L’homme accusé, lui, réplique :

 

C’était le cheval d’un client et une jeune fille n’y arrivait pas. Des fois, on se doit de les dresser et de les forcer et malheureusement, on doit être un peu dur mais on ne le fait pas tout le temps. Et puis, je n’ai pas frappé la tête. Seulement, ce qu’on ne voit pas, ce sont les caresses et les câlins que je lui ai donnés ensuite

 

 

Il ajoute également que frapper les chevaux avec une cravache est une nécessité pour les dresser.
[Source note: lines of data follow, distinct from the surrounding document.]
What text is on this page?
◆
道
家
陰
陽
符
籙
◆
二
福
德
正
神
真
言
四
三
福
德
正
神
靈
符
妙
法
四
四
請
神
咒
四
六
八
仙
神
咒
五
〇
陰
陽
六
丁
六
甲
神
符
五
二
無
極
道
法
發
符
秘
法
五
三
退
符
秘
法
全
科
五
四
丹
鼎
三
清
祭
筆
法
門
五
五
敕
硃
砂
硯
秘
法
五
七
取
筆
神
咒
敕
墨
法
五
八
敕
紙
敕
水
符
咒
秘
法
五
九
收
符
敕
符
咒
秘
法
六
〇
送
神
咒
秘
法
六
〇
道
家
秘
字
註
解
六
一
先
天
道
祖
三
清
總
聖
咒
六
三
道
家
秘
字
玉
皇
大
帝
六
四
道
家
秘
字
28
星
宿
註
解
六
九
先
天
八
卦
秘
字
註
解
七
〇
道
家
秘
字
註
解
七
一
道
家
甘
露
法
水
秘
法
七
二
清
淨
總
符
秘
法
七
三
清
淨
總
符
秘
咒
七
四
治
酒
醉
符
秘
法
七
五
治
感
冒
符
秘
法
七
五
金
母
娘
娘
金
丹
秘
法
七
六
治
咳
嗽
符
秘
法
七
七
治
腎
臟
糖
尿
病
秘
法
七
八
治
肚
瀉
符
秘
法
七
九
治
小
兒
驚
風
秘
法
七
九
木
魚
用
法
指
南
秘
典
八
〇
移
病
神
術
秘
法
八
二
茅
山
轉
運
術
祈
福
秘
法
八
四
Il regrette les agissements de personnes « qui n’ont pas du tout la même vision ». Le propriétaire du centre équestre a porté plainte contre Léa, qu’il accuse d’avoir écorné l’image de son établissement.

 

Nous ne pouvons accepter l’incident, des mesures ont été prises. Les chevaux font partie de notre famille, mais je ne suis pas éleveur, je ne vais pas lui donner de leçons, on ne doit pas salir un homme pour 15 secondes de vidéo.

 

Année Hamy, présidente de l’association SOS Chevaux, est pourtant formelle  : la violence du geste est avérée.

 

On voit bien les coups, c’est violent, quand on veut faire avancer un cheval on le met en confiance pas en le frappant. On peut mettre des coups de cravache mais sur le pommeau de la selle ou les bottes. Par ailleurs, l’animal a mal et ça se voit. C’est de la maltraitance.